Throughout the pandemic, I have been lucky to be able to continue praying in community with my Brothers. It is perhaps difficult for me, then, to fully wrap my head around how much people may be struggling to pray in this time of isolation. And yet, I also know what it’s like to struggle in prayer: alone, before I came into community; and even now, in community, in light of the current circumstances. At this time, when so many Christians have found themselves in unchosen isolation, it’s helpful to delve into the Church’s theological understanding of what it means to pray alone, especially by venturing outside our own time and place to understand very different perspectives from our own. I’ve found this theology personally helpful, for two reasons.
First, thinkers from previous eras of the Church did not have nearly the sense of power and control that modern Westerners often feel, in the midst of wealth, medicine, and industry.

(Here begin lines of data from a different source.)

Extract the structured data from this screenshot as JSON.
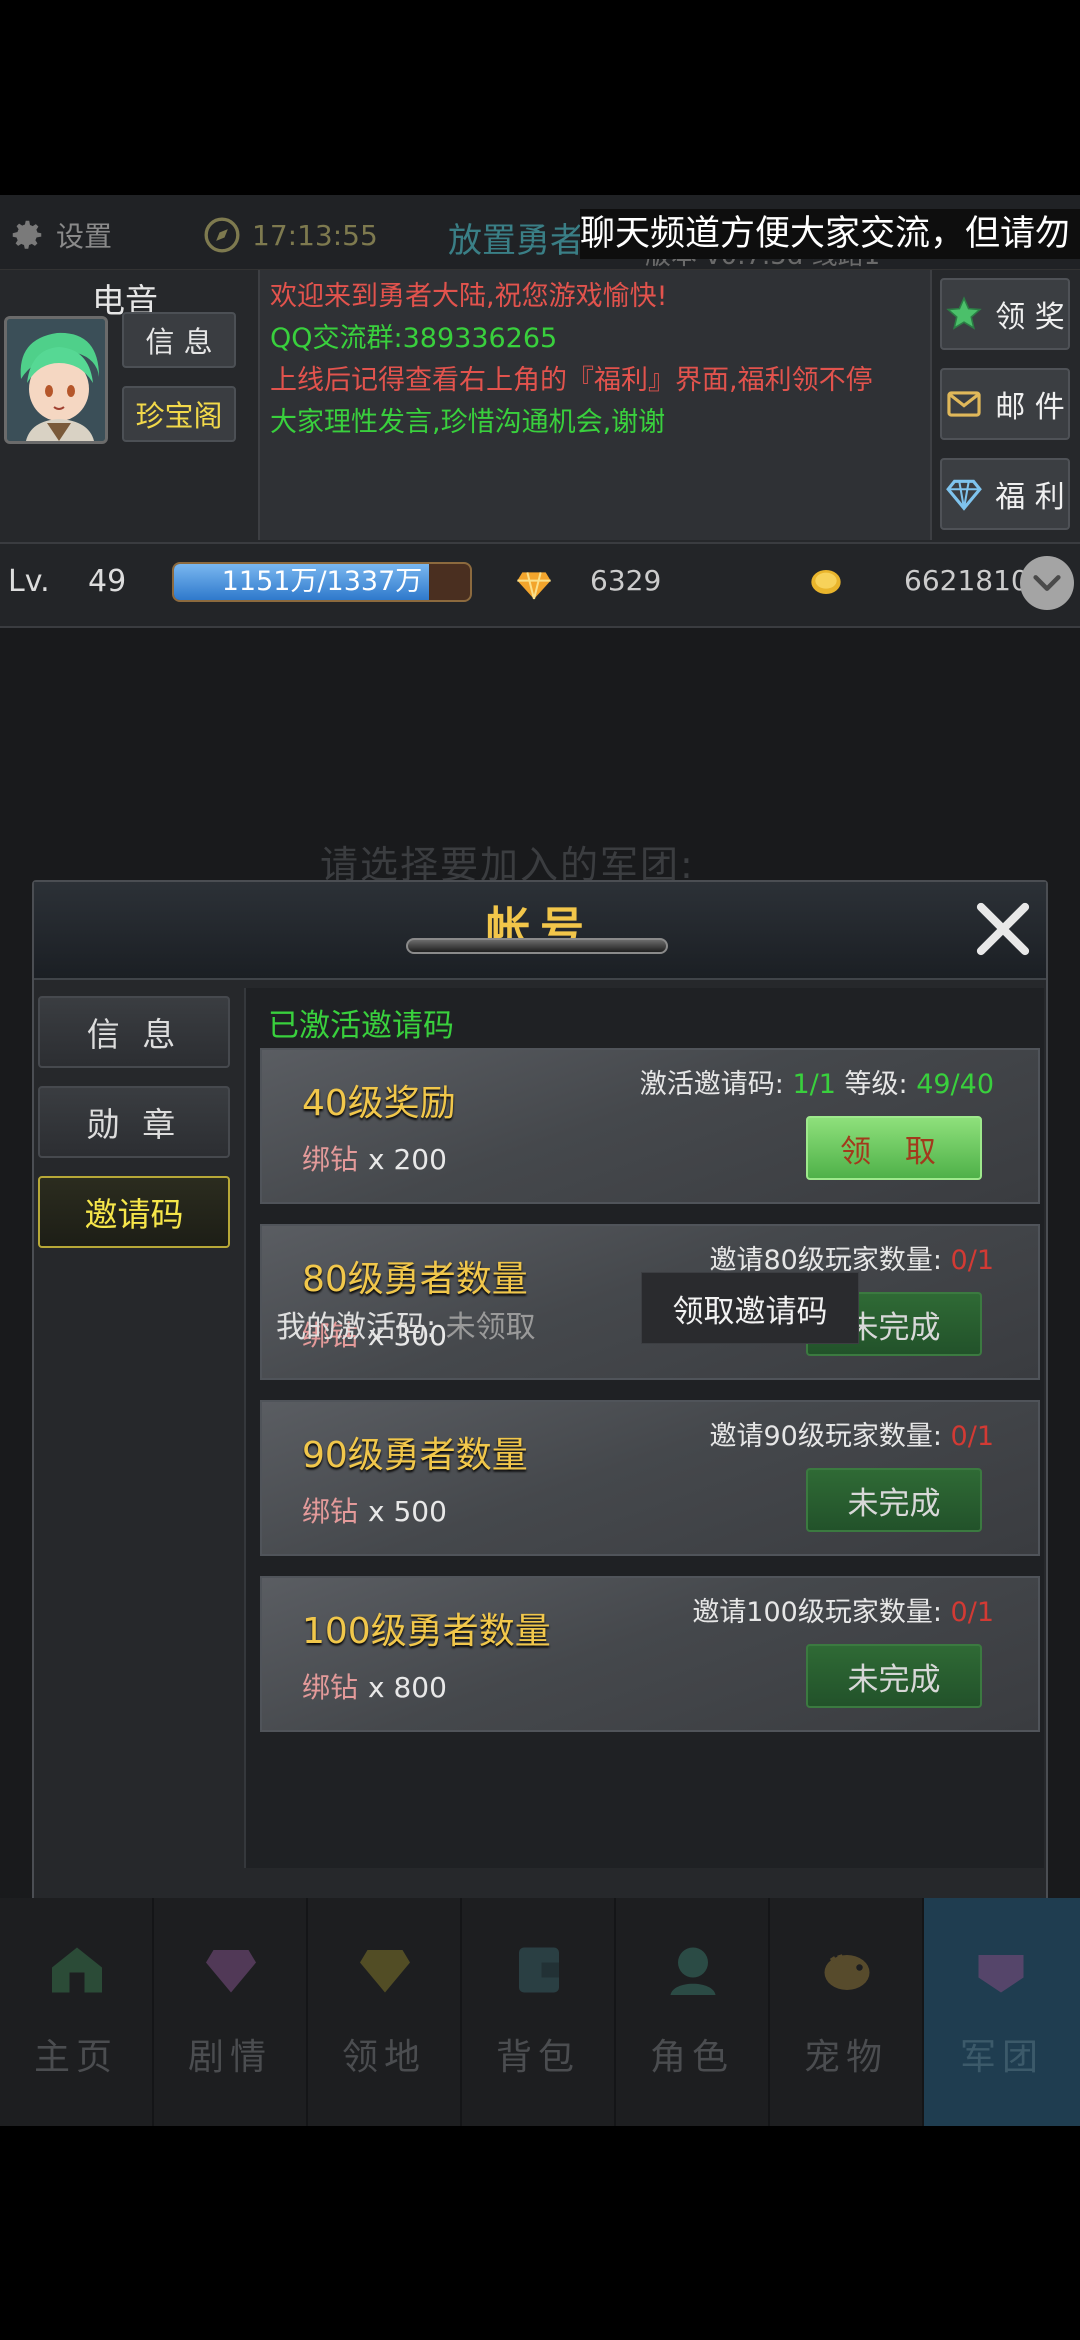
{
  "statusbar": {
    "settings_label": "设置",
    "time": "17:13:55",
    "game_title": "放置勇者",
    "version": "版本 v0.7.5d  线路1",
    "marquee": "聊天频道方便大家交流，但请勿"
  },
  "player": {
    "nickname": "电音",
    "info_button": "信 息",
    "treasure_button": "珍宝阁",
    "level_label": "Lv.",
    "level": "49",
    "exp_text": "1151万/1337万",
    "exp_fraction": 0.861,
    "diamonds": "6329",
    "coins": "6621810"
  },
  "chat": {
    "messages": [
      {
        "text": "欢迎来到勇者大陆,祝您游戏愉快!",
        "color": "#e2534d"
      },
      {
        "text": "QQ交流群:389336265",
        "color": "#39d03d"
      },
      {
        "text": "上线后记得查看右上角的『福利』界面,福利领不停",
        "color": "#e2534d"
      },
      {
        "text": "大家理性发言,珍惜沟通机会,谢谢",
        "color": "#39d03d"
      }
    ]
  },
  "side_buttons": {
    "reward": "领 奖",
    "mail": "邮 件",
    "welfare": "福 利"
  },
  "background": {
    "prompt": "请选择要加入的军团:"
  },
  "modal": {
    "title": "帐号",
    "tabs": [
      "信 息",
      "勋 章",
      "邀请码"
    ],
    "active_tab": 2,
    "activated_title": "已激活邀请码",
    "my_code_label": "我的激活码:",
    "my_code_status": "未领取",
    "get_code_button": "领取邀请码",
    "cards": [
      {
        "name": "40级奖励",
        "reward_label": "绑钻",
        "reward_amount": "x 200",
        "cond_label": "激活邀请码:",
        "cond_value1": "1/1",
        "cond_label2": "等级:",
        "cond_value2": "49/40",
        "button": "领 取"
      },
      {
        "name": "80级勇者数量",
        "reward_label": "绑钻",
        "reward_amount": "x 300",
        "cond_label": "邀请80级玩家数量:",
        "cond_value": "0/1",
        "button": "未完成"
      },
      {
        "name": "90级勇者数量",
        "reward_label": "绑钻",
        "reward_amount": "x 500",
        "cond_label": "邀请90级玩家数量:",
        "cond_value": "0/1",
        "button": "未完成"
      },
      {
        "name": "100级勇者数量",
        "reward_label": "绑钻",
        "reward_amount": "x 800",
        "cond_label": "邀请100级玩家数量:",
        "cond_value": "0/1",
        "button": "未完成"
      }
    ]
  },
  "nav": {
    "items": [
      "主页",
      "剧情",
      "领地",
      "背包",
      "角色",
      "宠物",
      "军团"
    ],
    "active": 6
  },
  "colors": {
    "accent_gold": "#f1c74b",
    "accent_green": "#39d03d",
    "accent_red": "#e2534d"
  }
}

War, sickness, and general instability marked much of pre-modern human life. It marks much of modern life, too, but we who have access to wealth can usually insulate ourselves from all that. Usually. This past year has been determined to show us our own human weakness, it seems, and turning to those more experienced than us in these matters can help us to navigate through this rough part of our collective journey. People have walked this way before, and come out safely on the other side; some of them even left maps for us. We can use these to find the way.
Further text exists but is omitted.